El sentimiento apretujado en mi pecho se esparció como una banda
elástica. Sentí un pellizco cerca del desfibrilador que tenía implantado
cerca del corazón. Fue un nuevo malestar, pero no un paro. En cuanto mi
corazón se relajó, regresé a la selección de fotografías.
Más que decorar estaba seleccionando mi legado. Estas imágenes iban a
rodear a mi familia la siguiente vez que yo fuera hospitalizada y les iban
a dar confort si no regresaba. Estas imágenes iban a ser invaluables.
“Te amo de aquí a París y a Ubud”, les digo a mis hijos cuando los
acuesto para dormir, con referencia a ciudades a las que hemos ido antes
de que pusimos el ancla en este hemisferio. Mis intereses ya no son tan
abarcadores. Me quedo con mis hijos hasta que se quedan dormidos y en
la mañana ellos se trepan a nuestra cama por un rato. Somos muy
afortunados. No le daría la espalda a esta intimidad por nada del mundo.
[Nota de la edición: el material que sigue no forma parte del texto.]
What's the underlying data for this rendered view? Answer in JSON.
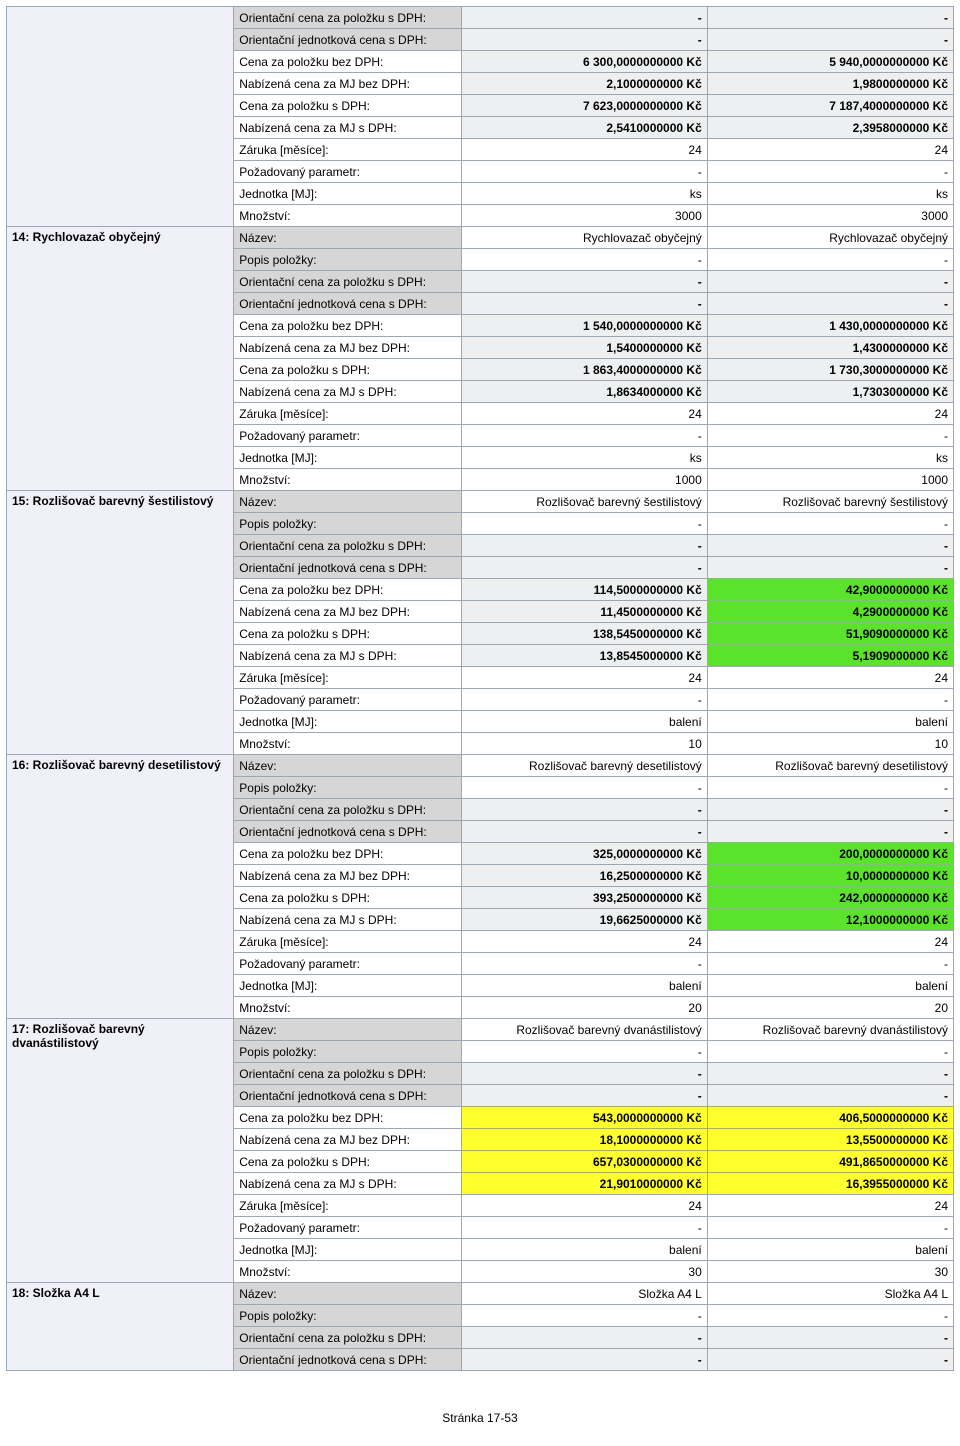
{
  "footer": "Stránka 17-53",
  "groups": [
    {
      "leftLabel": "",
      "rows": [
        {
          "label": "Orientační cena za položku s DPH:",
          "labelGray": true,
          "v1": "-",
          "v2": "-",
          "style": "bold",
          "bg1": "hl-gray",
          "bg2": "hl-gray"
        },
        {
          "label": "Orientační jednotková cena s DPH:",
          "labelGray": true,
          "v1": "-",
          "v2": "-",
          "style": "bold",
          "bg1": "hl-gray",
          "bg2": "hl-gray"
        },
        {
          "label": "Cena za položku bez DPH:",
          "labelGray": false,
          "v1": "6 300,0000000000 Kč",
          "v2": "5 940,0000000000 Kč",
          "style": "bold",
          "bg1": "hl-gray",
          "bg2": "hl-gray"
        },
        {
          "label": "Nabízená cena za MJ bez DPH:",
          "labelGray": false,
          "v1": "2,1000000000 Kč",
          "v2": "1,9800000000 Kč",
          "style": "bold",
          "bg1": "hl-gray",
          "bg2": "hl-gray"
        },
        {
          "label": "Cena za položku s DPH:",
          "labelGray": false,
          "v1": "7 623,0000000000 Kč",
          "v2": "7 187,4000000000 Kč",
          "style": "bold",
          "bg1": "hl-gray",
          "bg2": "hl-gray"
        },
        {
          "label": "Nabízená cena za MJ s DPH:",
          "labelGray": false,
          "v1": "2,5410000000 Kč",
          "v2": "2,3958000000 Kč",
          "style": "bold",
          "bg1": "hl-gray",
          "bg2": "hl-gray"
        },
        {
          "label": "Záruka [měsíce]:",
          "labelGray": false,
          "v1": "24",
          "v2": "24",
          "style": "",
          "bg1": "hl-none",
          "bg2": "hl-none"
        },
        {
          "label": "Požadovaný parametr:",
          "labelGray": false,
          "v1": "-",
          "v2": "-",
          "style": "",
          "bg1": "hl-none",
          "bg2": "hl-none"
        },
        {
          "label": "Jednotka [MJ]:",
          "labelGray": false,
          "v1": "ks",
          "v2": "ks",
          "style": "",
          "bg1": "hl-none",
          "bg2": "hl-none"
        },
        {
          "label": "Množství:",
          "labelGray": false,
          "v1": "3000",
          "v2": "3000",
          "style": "",
          "bg1": "hl-none",
          "bg2": "hl-none"
        }
      ]
    },
    {
      "leftLabel": "14: Rychlovazač obyčejný",
      "rows": [
        {
          "label": "Název:",
          "labelGray": true,
          "v1": "Rychlovazač obyčejný",
          "v2": "Rychlovazač obyčejný",
          "style": "",
          "bg1": "hl-none",
          "bg2": "hl-none"
        },
        {
          "label": "Popis položky:",
          "labelGray": true,
          "v1": "-",
          "v2": "-",
          "style": "",
          "bg1": "hl-none",
          "bg2": "hl-none"
        },
        {
          "label": "Orientační cena za položku s DPH:",
          "labelGray": true,
          "v1": "-",
          "v2": "-",
          "style": "bold",
          "bg1": "hl-gray",
          "bg2": "hl-gray"
        },
        {
          "label": "Orientační jednotková cena s DPH:",
          "labelGray": true,
          "v1": "-",
          "v2": "-",
          "style": "bold",
          "bg1": "hl-gray",
          "bg2": "hl-gray"
        },
        {
          "label": "Cena za položku bez DPH:",
          "labelGray": false,
          "v1": "1 540,0000000000 Kč",
          "v2": "1 430,0000000000 Kč",
          "style": "bold",
          "bg1": "hl-gray",
          "bg2": "hl-gray"
        },
        {
          "label": "Nabízená cena za MJ bez DPH:",
          "labelGray": false,
          "v1": "1,5400000000 Kč",
          "v2": "1,4300000000 Kč",
          "style": "bold",
          "bg1": "hl-gray",
          "bg2": "hl-gray"
        },
        {
          "label": "Cena za položku s DPH:",
          "labelGray": false,
          "v1": "1 863,4000000000 Kč",
          "v2": "1 730,3000000000 Kč",
          "style": "bold",
          "bg1": "hl-gray",
          "bg2": "hl-gray"
        },
        {
          "label": "Nabízená cena za MJ s DPH:",
          "labelGray": false,
          "v1": "1,8634000000 Kč",
          "v2": "1,7303000000 Kč",
          "style": "bold",
          "bg1": "hl-gray",
          "bg2": "hl-gray"
        },
        {
          "label": "Záruka [měsíce]:",
          "labelGray": false,
          "v1": "24",
          "v2": "24",
          "style": "",
          "bg1": "hl-none",
          "bg2": "hl-none"
        },
        {
          "label": "Požadovaný parametr:",
          "labelGray": false,
          "v1": "-",
          "v2": "-",
          "style": "",
          "bg1": "hl-none",
          "bg2": "hl-none"
        },
        {
          "label": "Jednotka [MJ]:",
          "labelGray": false,
          "v1": "ks",
          "v2": "ks",
          "style": "",
          "bg1": "hl-none",
          "bg2": "hl-none"
        },
        {
          "label": "Množství:",
          "labelGray": false,
          "v1": "1000",
          "v2": "1000",
          "style": "",
          "bg1": "hl-none",
          "bg2": "hl-none"
        }
      ]
    },
    {
      "leftLabel": "15: Rozlišovač barevný šestilistový",
      "rows": [
        {
          "label": "Název:",
          "labelGray": true,
          "v1": "Rozlišovač barevný šestilistový",
          "v2": "Rozlišovač barevný šestilistový",
          "style": "",
          "bg1": "hl-none",
          "bg2": "hl-none"
        },
        {
          "label": "Popis položky:",
          "labelGray": true,
          "v1": "-",
          "v2": "-",
          "style": "",
          "bg1": "hl-none",
          "bg2": "hl-none"
        },
        {
          "label": "Orientační cena za položku s DPH:",
          "labelGray": true,
          "v1": "-",
          "v2": "-",
          "style": "bold",
          "bg1": "hl-gray",
          "bg2": "hl-gray"
        },
        {
          "label": "Orientační jednotková cena s DPH:",
          "labelGray": true,
          "v1": "-",
          "v2": "-",
          "style": "bold",
          "bg1": "hl-gray",
          "bg2": "hl-gray"
        },
        {
          "label": "Cena za položku bez DPH:",
          "labelGray": false,
          "v1": "114,5000000000 Kč",
          "v2": "42,9000000000 Kč",
          "style": "bold",
          "bg1": "hl-gray",
          "bg2": "hl-green"
        },
        {
          "label": "Nabízená cena za MJ bez DPH:",
          "labelGray": false,
          "v1": "11,4500000000 Kč",
          "v2": "4,2900000000 Kč",
          "style": "bold",
          "bg1": "hl-gray",
          "bg2": "hl-green"
        },
        {
          "label": "Cena za položku s DPH:",
          "labelGray": false,
          "v1": "138,5450000000 Kč",
          "v2": "51,9090000000 Kč",
          "style": "bold",
          "bg1": "hl-gray",
          "bg2": "hl-green"
        },
        {
          "label": "Nabízená cena za MJ s DPH:",
          "labelGray": false,
          "v1": "13,8545000000 Kč",
          "v2": "5,1909000000 Kč",
          "style": "bold",
          "bg1": "hl-gray",
          "bg2": "hl-green"
        },
        {
          "label": "Záruka [měsíce]:",
          "labelGray": false,
          "v1": "24",
          "v2": "24",
          "style": "",
          "bg1": "hl-none",
          "bg2": "hl-none"
        },
        {
          "label": "Požadovaný parametr:",
          "labelGray": false,
          "v1": "-",
          "v2": "-",
          "style": "",
          "bg1": "hl-none",
          "bg2": "hl-none"
        },
        {
          "label": "Jednotka [MJ]:",
          "labelGray": false,
          "v1": "balení",
          "v2": "balení",
          "style": "",
          "bg1": "hl-none",
          "bg2": "hl-none"
        },
        {
          "label": "Množství:",
          "labelGray": false,
          "v1": "10",
          "v2": "10",
          "style": "",
          "bg1": "hl-none",
          "bg2": "hl-none"
        }
      ]
    },
    {
      "leftLabel": "16: Rozlišovač barevný desetilistový",
      "rows": [
        {
          "label": "Název:",
          "labelGray": true,
          "v1": "Rozlišovač barevný desetilistový",
          "v2": "Rozlišovač barevný desetilistový",
          "style": "",
          "bg1": "hl-none",
          "bg2": "hl-none"
        },
        {
          "label": "Popis položky:",
          "labelGray": true,
          "v1": "-",
          "v2": "-",
          "style": "",
          "bg1": "hl-none",
          "bg2": "hl-none"
        },
        {
          "label": "Orientační cena za položku s DPH:",
          "labelGray": true,
          "v1": "-",
          "v2": "-",
          "style": "bold",
          "bg1": "hl-gray",
          "bg2": "hl-gray"
        },
        {
          "label": "Orientační jednotková cena s DPH:",
          "labelGray": true,
          "v1": "-",
          "v2": "-",
          "style": "bold",
          "bg1": "hl-gray",
          "bg2": "hl-gray"
        },
        {
          "label": "Cena za položku bez DPH:",
          "labelGray": false,
          "v1": "325,0000000000 Kč",
          "v2": "200,0000000000 Kč",
          "style": "bold",
          "bg1": "hl-gray",
          "bg2": "hl-green"
        },
        {
          "label": "Nabízená cena za MJ bez DPH:",
          "labelGray": false,
          "v1": "16,2500000000 Kč",
          "v2": "10,0000000000 Kč",
          "style": "bold",
          "bg1": "hl-gray",
          "bg2": "hl-green"
        },
        {
          "label": "Cena za položku s DPH:",
          "labelGray": false,
          "v1": "393,2500000000 Kč",
          "v2": "242,0000000000 Kč",
          "style": "bold",
          "bg1": "hl-gray",
          "bg2": "hl-green"
        },
        {
          "label": "Nabízená cena za MJ s DPH:",
          "labelGray": false,
          "v1": "19,6625000000 Kč",
          "v2": "12,1000000000 Kč",
          "style": "bold",
          "bg1": "hl-gray",
          "bg2": "hl-green"
        },
        {
          "label": "Záruka [měsíce]:",
          "labelGray": false,
          "v1": "24",
          "v2": "24",
          "style": "",
          "bg1": "hl-none",
          "bg2": "hl-none"
        },
        {
          "label": "Požadovaný parametr:",
          "labelGray": false,
          "v1": "-",
          "v2": "-",
          "style": "",
          "bg1": "hl-none",
          "bg2": "hl-none"
        },
        {
          "label": "Jednotka [MJ]:",
          "labelGray": false,
          "v1": "balení",
          "v2": "balení",
          "style": "",
          "bg1": "hl-none",
          "bg2": "hl-none"
        },
        {
          "label": "Množství:",
          "labelGray": false,
          "v1": "20",
          "v2": "20",
          "style": "",
          "bg1": "hl-none",
          "bg2": "hl-none"
        }
      ]
    },
    {
      "leftLabel": "17: Rozlišovač barevný dvanástilistový",
      "rows": [
        {
          "label": "Název:",
          "labelGray": true,
          "v1": "Rozlišovač barevný dvanástilistový",
          "v2": "Rozlišovač barevný dvanástilistový",
          "style": "",
          "bg1": "hl-none",
          "bg2": "hl-none"
        },
        {
          "label": "Popis položky:",
          "labelGray": true,
          "v1": "-",
          "v2": "-",
          "style": "",
          "bg1": "hl-none",
          "bg2": "hl-none"
        },
        {
          "label": "Orientační cena za položku s DPH:",
          "labelGray": true,
          "v1": "-",
          "v2": "-",
          "style": "bold",
          "bg1": "hl-gray",
          "bg2": "hl-gray"
        },
        {
          "label": "Orientační jednotková cena s DPH:",
          "labelGray": true,
          "v1": "-",
          "v2": "-",
          "style": "bold",
          "bg1": "hl-gray",
          "bg2": "hl-gray"
        },
        {
          "label": "Cena za položku bez DPH:",
          "labelGray": false,
          "v1": "543,0000000000 Kč",
          "v2": "406,5000000000 Kč",
          "style": "bold",
          "bg1": "hl-yellow",
          "bg2": "hl-yellow"
        },
        {
          "label": "Nabízená cena za MJ bez DPH:",
          "labelGray": false,
          "v1": "18,1000000000 Kč",
          "v2": "13,5500000000 Kč",
          "style": "bold",
          "bg1": "hl-yellow",
          "bg2": "hl-yellow"
        },
        {
          "label": "Cena za položku s DPH:",
          "labelGray": false,
          "v1": "657,0300000000 Kč",
          "v2": "491,8650000000 Kč",
          "style": "bold",
          "bg1": "hl-yellow",
          "bg2": "hl-yellow"
        },
        {
          "label": "Nabízená cena za MJ s DPH:",
          "labelGray": false,
          "v1": "21,9010000000 Kč",
          "v2": "16,3955000000 Kč",
          "style": "bold",
          "bg1": "hl-yellow",
          "bg2": "hl-yellow"
        },
        {
          "label": "Záruka [měsíce]:",
          "labelGray": false,
          "v1": "24",
          "v2": "24",
          "style": "",
          "bg1": "hl-none",
          "bg2": "hl-none"
        },
        {
          "label": "Požadovaný parametr:",
          "labelGray": false,
          "v1": "-",
          "v2": "-",
          "style": "",
          "bg1": "hl-none",
          "bg2": "hl-none"
        },
        {
          "label": "Jednotka [MJ]:",
          "labelGray": false,
          "v1": "balení",
          "v2": "balení",
          "style": "",
          "bg1": "hl-none",
          "bg2": "hl-none"
        },
        {
          "label": "Množství:",
          "labelGray": false,
          "v1": "30",
          "v2": "30",
          "style": "",
          "bg1": "hl-none",
          "bg2": "hl-none"
        }
      ]
    },
    {
      "leftLabel": "18: Složka A4 L",
      "rows": [
        {
          "label": "Název:",
          "labelGray": true,
          "v1": "Složka A4 L",
          "v2": "Složka A4 L",
          "style": "",
          "bg1": "hl-none",
          "bg2": "hl-none"
        },
        {
          "label": "Popis položky:",
          "labelGray": true,
          "v1": "-",
          "v2": "-",
          "style": "",
          "bg1": "hl-none",
          "bg2": "hl-none"
        },
        {
          "label": "Orientační cena za položku s DPH:",
          "labelGray": true,
          "v1": "-",
          "v2": "-",
          "style": "bold",
          "bg1": "hl-gray",
          "bg2": "hl-gray"
        },
        {
          "label": "Orientační jednotková cena s DPH:",
          "labelGray": true,
          "v1": "-",
          "v2": "-",
          "style": "bold",
          "bg1": "hl-gray",
          "bg2": "hl-gray"
        }
      ]
    }
  ]
}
Para quedarme con mi familia me he atado a nuevas maneras de hacer las
cosas. Dejé de comer y dormir como quisiera hacerlo. Me ejercito más y
luego menos, luego no hago nada de ejercicio. He aprendido a depender
más de los médicos, luego menos, luego nada. He buscado posibles curas
con afán, luego menos, luego nada. Lo que más importa ya está frente a
mí.
Este corazón me ha dado claridad, se ha vuelto un instrumento confiable
para enfocarme. El miedo es una distracción; el amor y la gratitud son mi
propósito. Esa mañana todo lo que podía hacer era mantener el foco en lo
que más importa. Recogí el martillo y los clavos. Ya podía ver cómo iba
a quedar: un hogar lleno de recuerdos felices, un lugar para asentarnos.